A Better Education for Native Students: The Morongo Method
The Morongo School offers a promising way for Indian nations and communities to educate their children so they have a firm foundation in their own culture, and acquire skills to gain entry and complete college.
The current state of Indian education is dismal and new methods and ideas are needed. Most Indian students attend Bureau of Indian Affairs (BIA) or public schools. In recent decades the achievement scores of Indian students has dropped rather than increased. Among the major ethnic groups in the United States, Indian student college preparation is among the lowest of all major ethnic groups. Nationally, about 40 percent of high school students are prepared for college, only about 15 percent of American Indian students are prepared for college. Less than one percent of college graduates are Indian students. Indian student college graduate rates are significantly lower than their representation in national population.

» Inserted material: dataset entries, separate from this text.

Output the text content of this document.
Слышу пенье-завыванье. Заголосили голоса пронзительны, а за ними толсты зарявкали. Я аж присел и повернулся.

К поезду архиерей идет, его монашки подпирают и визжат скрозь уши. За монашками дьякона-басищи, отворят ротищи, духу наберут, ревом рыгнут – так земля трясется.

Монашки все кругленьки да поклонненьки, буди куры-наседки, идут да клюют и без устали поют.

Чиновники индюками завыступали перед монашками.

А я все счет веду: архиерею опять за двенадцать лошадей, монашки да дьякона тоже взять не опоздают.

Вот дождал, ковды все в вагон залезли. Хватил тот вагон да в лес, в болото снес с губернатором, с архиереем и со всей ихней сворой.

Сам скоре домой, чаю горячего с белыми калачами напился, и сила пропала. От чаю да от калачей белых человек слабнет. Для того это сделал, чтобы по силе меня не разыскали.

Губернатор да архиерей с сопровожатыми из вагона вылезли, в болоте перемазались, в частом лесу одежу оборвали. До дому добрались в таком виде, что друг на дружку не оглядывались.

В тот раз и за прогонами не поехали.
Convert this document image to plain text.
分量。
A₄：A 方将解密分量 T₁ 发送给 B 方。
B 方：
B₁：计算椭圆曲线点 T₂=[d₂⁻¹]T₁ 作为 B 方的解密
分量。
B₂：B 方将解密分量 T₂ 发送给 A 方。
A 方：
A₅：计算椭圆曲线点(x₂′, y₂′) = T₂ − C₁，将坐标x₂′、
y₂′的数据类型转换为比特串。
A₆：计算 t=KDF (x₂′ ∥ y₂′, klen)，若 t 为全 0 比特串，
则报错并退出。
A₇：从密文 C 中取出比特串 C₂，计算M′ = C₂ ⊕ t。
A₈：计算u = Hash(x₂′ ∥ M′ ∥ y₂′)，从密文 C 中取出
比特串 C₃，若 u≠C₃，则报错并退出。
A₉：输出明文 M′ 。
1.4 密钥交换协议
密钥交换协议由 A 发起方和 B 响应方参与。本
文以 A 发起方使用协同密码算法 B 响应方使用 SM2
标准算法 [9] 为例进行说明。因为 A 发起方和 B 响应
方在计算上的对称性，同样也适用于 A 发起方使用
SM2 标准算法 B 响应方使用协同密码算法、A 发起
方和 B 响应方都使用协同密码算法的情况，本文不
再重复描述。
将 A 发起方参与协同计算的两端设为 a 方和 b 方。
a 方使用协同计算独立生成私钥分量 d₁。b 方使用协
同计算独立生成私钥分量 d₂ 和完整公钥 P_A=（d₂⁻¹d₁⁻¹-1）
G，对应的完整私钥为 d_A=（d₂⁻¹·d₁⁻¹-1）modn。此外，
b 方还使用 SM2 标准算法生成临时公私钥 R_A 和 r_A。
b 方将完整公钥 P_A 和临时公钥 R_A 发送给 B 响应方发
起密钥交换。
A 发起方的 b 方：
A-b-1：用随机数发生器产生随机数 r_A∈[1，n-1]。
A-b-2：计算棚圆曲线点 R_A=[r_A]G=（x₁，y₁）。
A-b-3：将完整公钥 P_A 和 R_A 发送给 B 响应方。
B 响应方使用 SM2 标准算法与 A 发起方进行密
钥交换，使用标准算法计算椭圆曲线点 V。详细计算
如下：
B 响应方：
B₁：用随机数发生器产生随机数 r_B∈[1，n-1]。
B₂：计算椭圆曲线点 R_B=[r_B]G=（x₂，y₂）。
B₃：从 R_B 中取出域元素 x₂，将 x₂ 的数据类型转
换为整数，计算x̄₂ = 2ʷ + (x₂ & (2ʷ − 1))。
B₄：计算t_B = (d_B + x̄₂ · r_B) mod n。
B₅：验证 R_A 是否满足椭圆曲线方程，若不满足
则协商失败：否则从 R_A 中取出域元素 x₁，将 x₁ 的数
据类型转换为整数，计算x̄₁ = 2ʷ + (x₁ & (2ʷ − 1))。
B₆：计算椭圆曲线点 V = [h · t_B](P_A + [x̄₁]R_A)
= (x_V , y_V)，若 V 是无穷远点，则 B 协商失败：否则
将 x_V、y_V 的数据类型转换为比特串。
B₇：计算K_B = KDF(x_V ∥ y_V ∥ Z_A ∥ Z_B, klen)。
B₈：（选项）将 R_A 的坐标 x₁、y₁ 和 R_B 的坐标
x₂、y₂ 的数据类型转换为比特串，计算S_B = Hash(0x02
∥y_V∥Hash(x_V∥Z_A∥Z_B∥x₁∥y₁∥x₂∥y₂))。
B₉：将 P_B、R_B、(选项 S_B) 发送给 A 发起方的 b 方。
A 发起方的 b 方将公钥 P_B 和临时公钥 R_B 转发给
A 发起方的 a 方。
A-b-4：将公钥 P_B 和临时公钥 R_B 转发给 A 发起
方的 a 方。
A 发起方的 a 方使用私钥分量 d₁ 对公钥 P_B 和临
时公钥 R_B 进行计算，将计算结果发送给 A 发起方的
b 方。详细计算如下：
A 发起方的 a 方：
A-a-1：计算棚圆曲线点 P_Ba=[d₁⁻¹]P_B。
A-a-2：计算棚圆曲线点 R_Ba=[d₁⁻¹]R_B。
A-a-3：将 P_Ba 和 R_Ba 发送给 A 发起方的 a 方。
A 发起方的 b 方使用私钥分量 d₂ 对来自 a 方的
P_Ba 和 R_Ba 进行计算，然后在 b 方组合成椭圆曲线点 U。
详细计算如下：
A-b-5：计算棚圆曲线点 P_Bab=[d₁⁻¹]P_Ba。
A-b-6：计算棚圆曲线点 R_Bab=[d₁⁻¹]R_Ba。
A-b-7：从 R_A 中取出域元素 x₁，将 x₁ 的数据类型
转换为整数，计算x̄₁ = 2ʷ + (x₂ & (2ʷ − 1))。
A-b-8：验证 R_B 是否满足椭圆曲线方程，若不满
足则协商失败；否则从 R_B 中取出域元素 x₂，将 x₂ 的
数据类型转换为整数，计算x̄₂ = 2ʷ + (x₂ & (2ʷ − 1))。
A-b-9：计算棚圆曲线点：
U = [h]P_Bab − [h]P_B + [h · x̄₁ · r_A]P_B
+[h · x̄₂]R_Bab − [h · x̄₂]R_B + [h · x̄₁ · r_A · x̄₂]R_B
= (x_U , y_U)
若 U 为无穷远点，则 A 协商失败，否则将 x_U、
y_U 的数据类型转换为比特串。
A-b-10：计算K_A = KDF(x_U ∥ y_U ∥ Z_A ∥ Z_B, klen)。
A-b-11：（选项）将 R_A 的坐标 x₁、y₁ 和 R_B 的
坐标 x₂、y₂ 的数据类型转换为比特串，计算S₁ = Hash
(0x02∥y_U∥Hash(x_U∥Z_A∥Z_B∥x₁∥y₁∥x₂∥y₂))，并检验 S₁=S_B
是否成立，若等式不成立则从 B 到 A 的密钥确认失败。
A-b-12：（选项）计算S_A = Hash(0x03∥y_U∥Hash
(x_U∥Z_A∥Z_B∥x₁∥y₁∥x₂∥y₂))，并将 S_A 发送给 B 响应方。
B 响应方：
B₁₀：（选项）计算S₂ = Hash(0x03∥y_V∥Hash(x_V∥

Indian education has been in crisis for many decades. Current policy and research on American Indian education presents a list of cultural, teaching, and discriminatory obstacles for Indian students in BIA and public schools. However, policy makers do not provide a usable or successful plan for how Indian students will get the education skills they need. Current Indian education policy does not address the need for well-educated and culturally grounded Indian professionals who will ensure the continuity, autonomy, and well-being of Indian nations. Incremental improvements in the BIA and public schools have not created significant increases in Indian student achievement or cultural foundations, or a well-informed tribal citizenry.
The Morongo Indian School provides a plan that all tribal nations should consider. Like many Indian tribes, the Morongo Band of Mission Indians invested heavily in mentoring and after school programs. The tribe won a national award for its education support program.
However, tribal community members, parents, and tribal leadership, noticed that while the mentoring program was helping some students get through high school, most were not prepared for college. Furthermore, the Morongo tribe wanted their tribal citizens to graduate from college and professional schools, and return to the reservation to help build and maintain the tribal government and community. The tribe offered to pay college expenses for all students who wanted to attend college, but did not get a response from most students, because they were not sufficiently prepared to succeed in college.
For about the same budget cost as the mentor program, the Morongo tribe decided to build a tribally managed private school. Currently the school covers K-8th grade, and in fall 2013, the Morongo School will create a 9th grade class, and each year after will create a new high school class. By 2015, the school will cover K-12.
A major advantage of the school are the low teacher-student ratios. The 8th grade has eight students and is taught be a teacher and a teacher assistant. Students get direct attention, whereas in large BIA and public schools Indian students are marginalized and do not get enough attention. The curriculum emphasizes nation building, culture, reading, math, environment, and writing. Cultural activities and knowledge are built into leadership, cultural games, and cultural classes. Test scores in math and reading have increased dramatically for both strong students and initially low scoring students.
The curriculum provides enough support for students to create high levels of achievement, and students do not need a secondary mentoring program. Students can rest, do homework, and join their families after a normal school day. The curriculum is designed to prepare students for college from their first day in kindergarten. The Head of School, Jerry Livesey, says he expects to send 90 percent of the students onto successful college careers. High school students will be encouraged to take college courses and substitute them for high school courses.
Tribally controlled private schools can produce tribal citizens with cultural and academic skills that will enable them to contribute to sustaining tribal nations.